Sing Holdings                                              SGD 0.31           SGD 0.43           24%

SP Corporation                                           SGD 0.48           SGD 0.79           39%

Brook Crompton Holdings                   SGD 0.32           SGD 0.73           73%

Final results                                                                                                                  40%

Undervalued and turnaround companies worked together satisfactorily mainly because good results of Resolute Forest Products. Company-specific differences in the results were large. And could you imagine five net-nets gave again brilliant returns!

 

At the beginning of 2017 I wrote about quality Swedish company called Assa Abloy (OSTO:ASSA B). In the long-term it could be good compounding investment, but the price has been challenging lately. After my writing it has retuned 10% plus 2% dividend yield annually. Its total return has been just as expected.
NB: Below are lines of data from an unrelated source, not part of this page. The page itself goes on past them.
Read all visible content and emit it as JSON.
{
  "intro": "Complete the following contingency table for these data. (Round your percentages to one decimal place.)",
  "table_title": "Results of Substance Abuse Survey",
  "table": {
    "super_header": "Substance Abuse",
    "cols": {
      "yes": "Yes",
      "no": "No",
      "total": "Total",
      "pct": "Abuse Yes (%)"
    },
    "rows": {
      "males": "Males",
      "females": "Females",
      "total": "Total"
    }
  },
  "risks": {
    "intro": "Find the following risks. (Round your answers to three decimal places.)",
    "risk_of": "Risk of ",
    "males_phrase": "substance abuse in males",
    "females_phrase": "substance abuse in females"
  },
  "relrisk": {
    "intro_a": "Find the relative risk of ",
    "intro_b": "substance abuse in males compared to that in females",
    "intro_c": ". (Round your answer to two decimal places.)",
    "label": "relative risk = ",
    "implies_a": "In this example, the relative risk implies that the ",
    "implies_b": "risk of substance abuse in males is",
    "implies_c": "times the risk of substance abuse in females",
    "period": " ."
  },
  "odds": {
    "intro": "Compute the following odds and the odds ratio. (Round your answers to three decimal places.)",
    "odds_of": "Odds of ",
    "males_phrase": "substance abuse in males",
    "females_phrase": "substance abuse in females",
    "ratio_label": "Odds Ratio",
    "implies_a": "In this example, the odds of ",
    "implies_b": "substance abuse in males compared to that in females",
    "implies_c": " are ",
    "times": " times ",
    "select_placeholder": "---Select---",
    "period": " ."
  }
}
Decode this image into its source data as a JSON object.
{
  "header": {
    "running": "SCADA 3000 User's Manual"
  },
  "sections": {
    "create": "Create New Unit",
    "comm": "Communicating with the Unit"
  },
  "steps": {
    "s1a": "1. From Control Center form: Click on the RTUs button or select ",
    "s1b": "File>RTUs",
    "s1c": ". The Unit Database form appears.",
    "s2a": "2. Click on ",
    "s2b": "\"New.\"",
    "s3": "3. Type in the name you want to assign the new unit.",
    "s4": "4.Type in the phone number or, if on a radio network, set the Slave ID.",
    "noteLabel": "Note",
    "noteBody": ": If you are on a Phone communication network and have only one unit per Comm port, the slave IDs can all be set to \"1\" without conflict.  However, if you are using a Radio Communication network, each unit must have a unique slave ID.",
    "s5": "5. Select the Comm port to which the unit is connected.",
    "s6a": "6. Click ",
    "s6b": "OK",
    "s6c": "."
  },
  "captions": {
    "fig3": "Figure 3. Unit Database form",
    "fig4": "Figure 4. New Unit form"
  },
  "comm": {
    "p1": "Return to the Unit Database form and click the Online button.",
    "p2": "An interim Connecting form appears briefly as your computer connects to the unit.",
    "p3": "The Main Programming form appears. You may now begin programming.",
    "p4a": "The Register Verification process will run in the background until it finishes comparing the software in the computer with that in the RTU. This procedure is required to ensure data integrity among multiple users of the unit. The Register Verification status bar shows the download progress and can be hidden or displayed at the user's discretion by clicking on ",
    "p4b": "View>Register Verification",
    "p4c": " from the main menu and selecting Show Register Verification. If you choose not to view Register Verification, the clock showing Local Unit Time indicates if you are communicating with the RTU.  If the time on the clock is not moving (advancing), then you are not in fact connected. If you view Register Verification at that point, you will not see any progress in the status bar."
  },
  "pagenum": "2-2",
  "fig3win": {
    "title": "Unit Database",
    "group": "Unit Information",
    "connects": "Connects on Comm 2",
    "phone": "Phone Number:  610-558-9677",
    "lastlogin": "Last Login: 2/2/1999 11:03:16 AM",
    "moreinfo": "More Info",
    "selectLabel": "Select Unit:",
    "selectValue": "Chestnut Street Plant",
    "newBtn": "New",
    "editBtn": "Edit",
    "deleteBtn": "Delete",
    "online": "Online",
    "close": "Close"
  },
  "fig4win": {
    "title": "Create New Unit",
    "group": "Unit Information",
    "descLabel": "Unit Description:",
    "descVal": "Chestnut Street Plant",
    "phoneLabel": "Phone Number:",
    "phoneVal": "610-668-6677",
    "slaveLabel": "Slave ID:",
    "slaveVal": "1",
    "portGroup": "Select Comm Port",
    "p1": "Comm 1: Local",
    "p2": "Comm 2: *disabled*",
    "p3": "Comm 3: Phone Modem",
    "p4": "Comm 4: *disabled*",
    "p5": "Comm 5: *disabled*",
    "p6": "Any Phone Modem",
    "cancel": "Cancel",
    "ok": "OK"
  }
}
If you want to get better odds for a higher return, then you have to wait until the P/E ratio drops to 16-18 levels.

 

In February 2017, I screened the companies using EV/EBIT ratio. After that I made some additional value and financial risk tests (more in my article Other Value Opportunities from UK). Finally, I found all my companies from homebuilding industry in United Kingdom.

List of companies:

Recommendations given                02/03/17             6/19/18              Annual return

Abbey PLC                                             £12.00                £13.35                8% + dividend yield 1%

Bellway                                                   £25.68                £32.77                19% + 4%

Bovis Homes                                         £8.56                  £12.34                30% + 4%

M Winkworth                                       £0.99                  £1.28                  20% + 6%

Final results                                                                                                        19% + 3.5%

Once again deep value gives good results.

 

All these analyzes have been written before my first summary ‘My Previous Stock Recommendations’ on 10th March 2017. In the second part I will make a summary later written recommendations and analysis.